Procedure code A9606 replaces A9699 when billing for Xofigo^® (radium Ra 223 dichloride)

All services from May 15, 2013, through Dec. 31, 2014, will continue to be reported with A9699. Services on or after Jan. 1, 2015, must be reported with the appropriate procedure code.

Xofigo is indicated for the treatment of patients with castration-resistant prostate cancer, symptomatic bone metastases and no known visceral metastatic disease.

The recommended dose and schedule for Xofigo is 50 kBq/kg (1.35 microcuries/kg) administered by slow intravenous injection over one minute every four weeks for six doses.

Procedure code G0277 replaces C-1300 when billing for hyperbaric oxygen full-body chamber

All services from Oct. 1, 2013, through Dec. 31, 2014, will continue to be reported with C1300. Services on or after Jan. 1, 2015, must be reported with the appropriate procedure code.

CMS established four new modifiers – XE, XP, XS and XU, effective Jan.1, 2015

CMS established four new Healthcare Common Procedure Coding System modifiers defined as subsets of the 59 modifier.
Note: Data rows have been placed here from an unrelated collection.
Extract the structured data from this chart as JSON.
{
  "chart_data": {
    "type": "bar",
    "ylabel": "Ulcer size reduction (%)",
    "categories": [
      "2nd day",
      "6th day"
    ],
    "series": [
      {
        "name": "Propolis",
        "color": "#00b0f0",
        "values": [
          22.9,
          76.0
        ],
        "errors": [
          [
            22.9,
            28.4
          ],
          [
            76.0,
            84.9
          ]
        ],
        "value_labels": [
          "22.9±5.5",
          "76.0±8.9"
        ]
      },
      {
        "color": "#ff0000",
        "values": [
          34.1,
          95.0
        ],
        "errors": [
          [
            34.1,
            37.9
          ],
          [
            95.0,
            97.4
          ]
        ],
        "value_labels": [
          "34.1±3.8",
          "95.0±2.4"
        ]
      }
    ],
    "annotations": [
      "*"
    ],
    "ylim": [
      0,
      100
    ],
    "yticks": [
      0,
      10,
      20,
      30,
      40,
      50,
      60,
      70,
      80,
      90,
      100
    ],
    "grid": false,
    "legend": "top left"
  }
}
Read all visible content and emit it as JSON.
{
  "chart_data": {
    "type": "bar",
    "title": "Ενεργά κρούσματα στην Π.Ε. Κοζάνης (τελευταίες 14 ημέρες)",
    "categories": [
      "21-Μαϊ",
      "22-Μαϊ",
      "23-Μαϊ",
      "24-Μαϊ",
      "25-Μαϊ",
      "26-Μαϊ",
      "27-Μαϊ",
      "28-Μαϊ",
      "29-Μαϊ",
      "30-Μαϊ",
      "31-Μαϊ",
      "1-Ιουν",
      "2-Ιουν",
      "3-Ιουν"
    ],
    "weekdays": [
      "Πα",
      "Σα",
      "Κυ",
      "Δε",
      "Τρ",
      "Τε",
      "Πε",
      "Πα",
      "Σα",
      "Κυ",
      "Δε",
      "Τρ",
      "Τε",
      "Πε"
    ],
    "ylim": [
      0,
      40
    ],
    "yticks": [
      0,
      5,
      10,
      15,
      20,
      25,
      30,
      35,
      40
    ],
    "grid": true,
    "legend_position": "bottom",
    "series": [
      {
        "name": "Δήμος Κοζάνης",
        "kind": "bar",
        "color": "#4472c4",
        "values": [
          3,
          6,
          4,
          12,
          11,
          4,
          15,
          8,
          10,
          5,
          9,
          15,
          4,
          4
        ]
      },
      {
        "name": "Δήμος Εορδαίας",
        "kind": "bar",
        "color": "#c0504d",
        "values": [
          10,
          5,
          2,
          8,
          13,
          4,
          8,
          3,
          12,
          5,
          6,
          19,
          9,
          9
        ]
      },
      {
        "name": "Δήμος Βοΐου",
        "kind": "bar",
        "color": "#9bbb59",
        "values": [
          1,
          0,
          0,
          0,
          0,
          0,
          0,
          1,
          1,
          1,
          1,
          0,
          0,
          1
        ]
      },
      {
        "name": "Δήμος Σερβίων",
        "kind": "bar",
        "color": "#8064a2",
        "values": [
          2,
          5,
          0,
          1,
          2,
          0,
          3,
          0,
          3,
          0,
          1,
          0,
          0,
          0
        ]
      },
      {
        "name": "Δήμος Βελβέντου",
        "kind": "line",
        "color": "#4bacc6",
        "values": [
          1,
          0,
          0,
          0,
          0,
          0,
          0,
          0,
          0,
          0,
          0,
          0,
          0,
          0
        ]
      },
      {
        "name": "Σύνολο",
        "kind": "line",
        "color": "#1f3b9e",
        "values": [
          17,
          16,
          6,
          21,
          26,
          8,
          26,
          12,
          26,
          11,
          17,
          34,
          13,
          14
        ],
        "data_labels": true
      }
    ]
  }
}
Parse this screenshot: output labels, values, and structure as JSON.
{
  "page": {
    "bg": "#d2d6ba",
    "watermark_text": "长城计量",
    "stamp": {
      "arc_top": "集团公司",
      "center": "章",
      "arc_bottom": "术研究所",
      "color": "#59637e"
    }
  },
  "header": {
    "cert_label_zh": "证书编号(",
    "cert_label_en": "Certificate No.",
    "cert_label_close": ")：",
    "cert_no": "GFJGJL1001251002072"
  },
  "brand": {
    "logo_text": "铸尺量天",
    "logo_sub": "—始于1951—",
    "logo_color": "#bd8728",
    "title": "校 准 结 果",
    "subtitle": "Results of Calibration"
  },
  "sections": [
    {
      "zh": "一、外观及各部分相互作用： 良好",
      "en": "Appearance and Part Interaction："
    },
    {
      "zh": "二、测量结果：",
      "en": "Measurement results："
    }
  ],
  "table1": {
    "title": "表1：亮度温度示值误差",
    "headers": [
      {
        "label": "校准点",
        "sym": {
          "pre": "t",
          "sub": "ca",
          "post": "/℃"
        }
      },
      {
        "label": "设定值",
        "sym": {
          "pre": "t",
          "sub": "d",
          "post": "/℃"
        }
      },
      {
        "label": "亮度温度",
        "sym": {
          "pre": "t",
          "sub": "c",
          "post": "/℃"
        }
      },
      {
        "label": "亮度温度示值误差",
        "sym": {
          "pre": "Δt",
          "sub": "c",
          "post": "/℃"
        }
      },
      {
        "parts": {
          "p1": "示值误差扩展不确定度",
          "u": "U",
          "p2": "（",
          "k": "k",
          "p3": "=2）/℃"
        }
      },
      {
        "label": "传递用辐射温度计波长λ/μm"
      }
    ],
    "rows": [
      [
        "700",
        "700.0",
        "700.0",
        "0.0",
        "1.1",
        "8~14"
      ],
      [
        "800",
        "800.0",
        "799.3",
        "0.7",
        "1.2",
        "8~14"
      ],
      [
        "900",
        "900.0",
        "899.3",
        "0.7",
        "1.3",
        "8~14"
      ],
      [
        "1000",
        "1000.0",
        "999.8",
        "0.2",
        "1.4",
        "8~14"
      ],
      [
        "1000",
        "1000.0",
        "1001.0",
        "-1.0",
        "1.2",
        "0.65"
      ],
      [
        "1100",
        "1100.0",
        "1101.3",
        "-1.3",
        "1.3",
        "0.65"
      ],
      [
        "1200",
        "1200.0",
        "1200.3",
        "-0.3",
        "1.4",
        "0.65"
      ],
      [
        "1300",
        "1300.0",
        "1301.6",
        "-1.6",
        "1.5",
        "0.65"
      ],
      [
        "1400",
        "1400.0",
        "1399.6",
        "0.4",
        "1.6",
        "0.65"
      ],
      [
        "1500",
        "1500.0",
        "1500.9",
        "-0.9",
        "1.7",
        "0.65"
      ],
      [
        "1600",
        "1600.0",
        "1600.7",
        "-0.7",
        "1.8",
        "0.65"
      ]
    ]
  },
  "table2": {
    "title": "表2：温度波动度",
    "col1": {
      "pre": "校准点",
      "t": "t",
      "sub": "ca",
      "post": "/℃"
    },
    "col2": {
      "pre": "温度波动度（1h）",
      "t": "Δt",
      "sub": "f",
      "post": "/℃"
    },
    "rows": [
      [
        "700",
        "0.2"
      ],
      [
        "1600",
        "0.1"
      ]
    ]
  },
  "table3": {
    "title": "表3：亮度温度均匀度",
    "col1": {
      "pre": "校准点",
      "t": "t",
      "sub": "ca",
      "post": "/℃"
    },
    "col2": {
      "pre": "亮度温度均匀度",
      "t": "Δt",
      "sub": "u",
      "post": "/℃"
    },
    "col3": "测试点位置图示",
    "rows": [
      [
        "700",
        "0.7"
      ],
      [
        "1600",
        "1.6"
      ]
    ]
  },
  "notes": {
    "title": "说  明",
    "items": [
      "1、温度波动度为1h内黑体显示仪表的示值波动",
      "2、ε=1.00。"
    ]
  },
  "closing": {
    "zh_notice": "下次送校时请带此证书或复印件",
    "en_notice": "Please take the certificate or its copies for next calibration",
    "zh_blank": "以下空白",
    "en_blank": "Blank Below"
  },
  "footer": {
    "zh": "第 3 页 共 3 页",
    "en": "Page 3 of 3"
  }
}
Effective Jan. 1, 2015, Blue Cross Blue Shield of Michigan will accept the new modifiers: XE, XP, XS and XU. We are expecting CMS to publish additional guidance on selective editing of these new modifiers, along with any restrictions for reporting modifier 59. At that time, we’ll publish an update regarding BCBSM editing of these modifiers.

Until modifier 59 is given additional restrictions for its use, we’ll continue to edit -59 as it does today; along with modifiers XE, XP, XS and XU.